Research is the prop for flawed policy, wrapped in a patronising tone
Stowell’s approach has been to use research the regulator has commissioned about public trust and confidence to buttress her arguments via the Commission’s communications, but the distance between the actual findings of that research and the policy talking points articulated in the press and elsewhere widens every day, to say nothing of the limitations of the research in the first place. Even specific regulatory actions now are framed by and for the headlines, with the Commission acting as a kind of self-appointed crusader for ‘what the public wants’, rather than an objective assessor of the facts, context, data and evidence.
Then there’s the insufferably patronising, moralising, hectoring, lecturing tone of it all. As if hundreds of thousands of experienced and committed trustees, volunteers and staff are naughty children who need to be taught the error of their ways. As though they were apart from, rather than an integral (and civic-minded) part of, the ‘public’, and in need of stern education about ‘what the public thinks’. It’s another invocation of the rampant and frankly destructive populism seen elsewhere in society right now.
In this narrative, the law is some kind of throwaway ‘minimum expectation’ rather than what it actually is, a social contract between free people and their state about how their own, mostly voluntary, activities and behaviours should be legitimately regulated.
The road to hell is paved with good intentions
This is a road to hell. Not just for charities, but the regulator too – and ultimately society.
In my conversations with many people in the sector who pay attention to the Charity Commission and deeply care about what it does (yes, we do exist), minds are already made up. Under Stowell’s leadership, the regulator is rapidly losing the trust and confidence of the sector it regulates. People are tuning out; waiting for the leadership to change; no longer engaging; some are even starting to push back and make plans to resist. They’re sick to the back teeth of being patronised. In my experience, this is true for folks from large and small charities, funders and service delivery charities, trustees and CEOs, charity lawyers and charity workers alike.
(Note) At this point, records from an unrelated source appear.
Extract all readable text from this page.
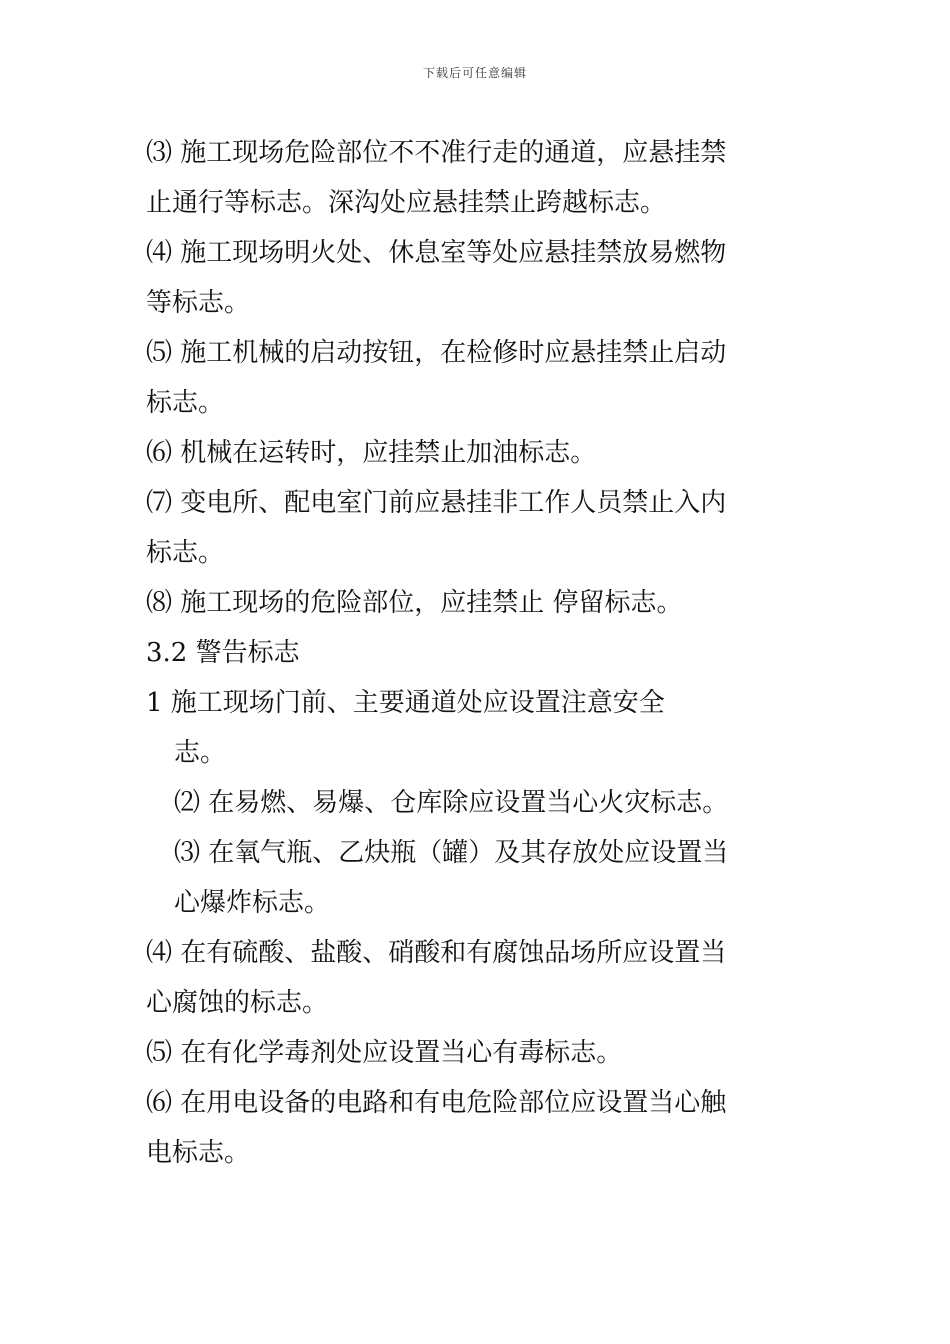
下载后可任意编辑
⑶ 施工现场危险部位不不准行走的通道，应悬挂禁
止通行等标志。深沟处应悬挂禁止跨越标志。
⑷ 施工现场明火处、休息室等处应悬挂禁放易燃物
等标志。
⑸ 施工机械的启动按钮，在检修时应悬挂禁止启动
标志。
⑹ 机械在运转时，应挂禁止加油标志。
⑺ 变电所、配电室门前应悬挂非工作人员禁止入内
标志。
⑻ 施工现场的危险部位，应挂禁止 停留标志。
3.2 警告标志
1 施工现场门前、主要通道处应设置注意安全
志。
⑵ 在易燃、易爆、仓库除应设置当心火灾标志。
⑶ 在氧气瓶、乙炔瓶（罐）及其存放处应设置当
心爆炸标志。
⑷ 在有硫酸、盐酸、硝酸和有腐蚀品场所应设置当
心腐蚀的标志。
⑸ 在有化学毒剂处应设置当心有毒标志。
⑹ 在用电设备的电路和有电危险部位应设置当心触
电标志。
Why? Because it’s not fair to judge trustees according to vague, subjective, and shifting standards of ‘behaviour’ or ‘public expectations’. It’s not fair to make sweeping claims and conclusions that ‘charities need to do x, charities are collectively responsible for y’ when the issue has nothing to do with 99% of them. It’s not fair to make unsubstantiated or poorly evidenced accusations in the press that perversely damage public trust and confidence in charities.
The Commission is losing the confidence and respect of those it regulates
The truth the current leadership seems unable or unwilling to grasp is that the Charity Commission needs the respect of those it regulates – but this is ebbing away. The Commission is under-resourced but also vastly outnumbered by the number of charities, and relies upon the goodwill of hundreds of thousands of volunteer trustees who try to do their best. If it throws that goodwill away in favour of the bully pulpit and trial by media, then trusteeship – the lifeblood of the sector – may become a burden too big to bear for many. That would be a situation which our regulator, our sector, and our society simply can’t afford.